Conclusions and outlook

In this study, five machines learning evolutionary were applied for forecasting monthly evaporation and results were compared with classic AR to see the accuracy improvement of the new methods. The developed models encompass additive regression, AR-RSS, AR-Bagging, AR-REPTree, and AR-M5P models. Data from three different climatic characteristics regions in Iraq were employed for the sake of models evaluations using several statistical metrics (MAE, RMSE, RAE, RRSE, and r). The best input combination was determined based on the regression subset. As such, the optimal input combination for the Baghdad station was Tmean, RH, and WS, and the best input combination for the Mosul station was Tmin, RH, and WS, indicating that all of these variables affect pan evaporation.

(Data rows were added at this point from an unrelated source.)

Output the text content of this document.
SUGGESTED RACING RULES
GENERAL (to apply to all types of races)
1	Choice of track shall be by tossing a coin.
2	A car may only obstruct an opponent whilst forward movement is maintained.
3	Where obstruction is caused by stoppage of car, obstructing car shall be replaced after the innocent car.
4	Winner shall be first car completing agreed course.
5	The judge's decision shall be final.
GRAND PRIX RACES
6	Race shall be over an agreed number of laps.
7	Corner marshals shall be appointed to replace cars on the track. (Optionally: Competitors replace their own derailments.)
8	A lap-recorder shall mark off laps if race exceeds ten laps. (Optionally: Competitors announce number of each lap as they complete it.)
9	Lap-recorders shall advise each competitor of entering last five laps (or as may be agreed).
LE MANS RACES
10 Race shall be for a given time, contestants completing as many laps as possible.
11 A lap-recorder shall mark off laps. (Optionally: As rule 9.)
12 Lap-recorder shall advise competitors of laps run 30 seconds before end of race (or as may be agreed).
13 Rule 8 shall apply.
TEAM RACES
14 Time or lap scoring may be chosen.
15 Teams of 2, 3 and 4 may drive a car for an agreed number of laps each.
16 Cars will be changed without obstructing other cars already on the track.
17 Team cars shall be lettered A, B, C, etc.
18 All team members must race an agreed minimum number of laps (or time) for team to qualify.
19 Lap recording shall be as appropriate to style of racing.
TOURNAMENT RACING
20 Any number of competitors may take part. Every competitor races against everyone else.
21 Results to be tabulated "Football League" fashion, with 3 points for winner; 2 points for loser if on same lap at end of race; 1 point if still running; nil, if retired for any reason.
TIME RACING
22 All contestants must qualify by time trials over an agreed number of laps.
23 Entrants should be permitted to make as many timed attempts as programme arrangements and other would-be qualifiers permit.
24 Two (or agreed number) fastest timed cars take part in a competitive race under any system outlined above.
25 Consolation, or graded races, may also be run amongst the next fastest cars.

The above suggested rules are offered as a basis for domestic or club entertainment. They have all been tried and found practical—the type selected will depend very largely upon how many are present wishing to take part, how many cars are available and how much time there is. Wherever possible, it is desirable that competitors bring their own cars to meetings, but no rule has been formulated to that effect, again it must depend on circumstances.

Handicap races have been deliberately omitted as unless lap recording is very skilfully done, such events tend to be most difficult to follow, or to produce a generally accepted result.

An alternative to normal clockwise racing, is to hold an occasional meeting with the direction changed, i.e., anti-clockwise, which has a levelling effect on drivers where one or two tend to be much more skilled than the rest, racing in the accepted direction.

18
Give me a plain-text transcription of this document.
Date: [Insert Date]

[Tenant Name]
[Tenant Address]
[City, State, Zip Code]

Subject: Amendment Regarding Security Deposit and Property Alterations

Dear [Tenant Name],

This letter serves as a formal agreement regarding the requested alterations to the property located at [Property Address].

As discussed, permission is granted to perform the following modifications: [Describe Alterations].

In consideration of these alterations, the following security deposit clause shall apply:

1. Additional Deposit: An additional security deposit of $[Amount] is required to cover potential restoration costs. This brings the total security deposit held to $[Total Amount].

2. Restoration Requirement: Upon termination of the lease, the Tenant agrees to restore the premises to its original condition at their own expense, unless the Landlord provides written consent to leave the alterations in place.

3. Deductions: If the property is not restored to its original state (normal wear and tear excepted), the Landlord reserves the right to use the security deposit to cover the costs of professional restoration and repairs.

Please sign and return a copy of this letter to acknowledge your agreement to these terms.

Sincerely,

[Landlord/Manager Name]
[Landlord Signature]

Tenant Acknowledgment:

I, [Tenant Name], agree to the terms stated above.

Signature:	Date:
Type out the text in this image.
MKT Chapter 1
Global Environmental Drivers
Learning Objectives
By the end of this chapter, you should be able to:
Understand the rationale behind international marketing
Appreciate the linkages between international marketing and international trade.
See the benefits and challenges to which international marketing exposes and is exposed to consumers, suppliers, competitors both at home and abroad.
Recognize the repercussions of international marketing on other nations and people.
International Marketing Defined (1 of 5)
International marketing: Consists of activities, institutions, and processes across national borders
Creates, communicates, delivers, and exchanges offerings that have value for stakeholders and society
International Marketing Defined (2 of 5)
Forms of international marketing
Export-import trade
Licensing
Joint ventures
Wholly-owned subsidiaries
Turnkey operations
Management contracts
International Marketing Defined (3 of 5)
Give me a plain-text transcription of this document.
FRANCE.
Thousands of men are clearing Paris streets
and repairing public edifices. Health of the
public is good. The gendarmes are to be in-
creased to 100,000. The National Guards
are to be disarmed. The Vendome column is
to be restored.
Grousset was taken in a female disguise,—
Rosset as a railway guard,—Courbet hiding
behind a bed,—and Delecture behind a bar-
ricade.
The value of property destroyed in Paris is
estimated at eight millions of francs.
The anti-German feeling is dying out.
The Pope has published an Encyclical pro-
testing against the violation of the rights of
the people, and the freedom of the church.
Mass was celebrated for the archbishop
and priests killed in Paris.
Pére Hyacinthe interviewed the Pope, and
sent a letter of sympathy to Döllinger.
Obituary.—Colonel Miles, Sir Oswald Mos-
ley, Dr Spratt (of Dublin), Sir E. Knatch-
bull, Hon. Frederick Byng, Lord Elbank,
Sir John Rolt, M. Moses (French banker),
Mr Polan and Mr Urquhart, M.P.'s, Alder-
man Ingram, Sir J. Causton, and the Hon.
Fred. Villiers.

It was concluded that the hybrid models have a stronger predictive capability in real-world situations and maybe employed more effectively in watersheds with little data. However, the AR-M5P was found to be the best performance among the other evaluated methods as it shows the least error indices values. The statistical indicators, i.e., the MAE, RMSE, RAE, RRSE, and r, obtained from AR-M5P in Baghdad were 33.82, 45.05, 24.75, 28.50, and 0.972, respectively, while those indicators in Mosul were 25.82, 35.95, 23.75, 29.64, and 0.956, respectively. The superior performance from AR-M5P highlighted the effectiveness of using AI methods in tackling complicated relationships which could be used for further data analysis in water resources and hydrology.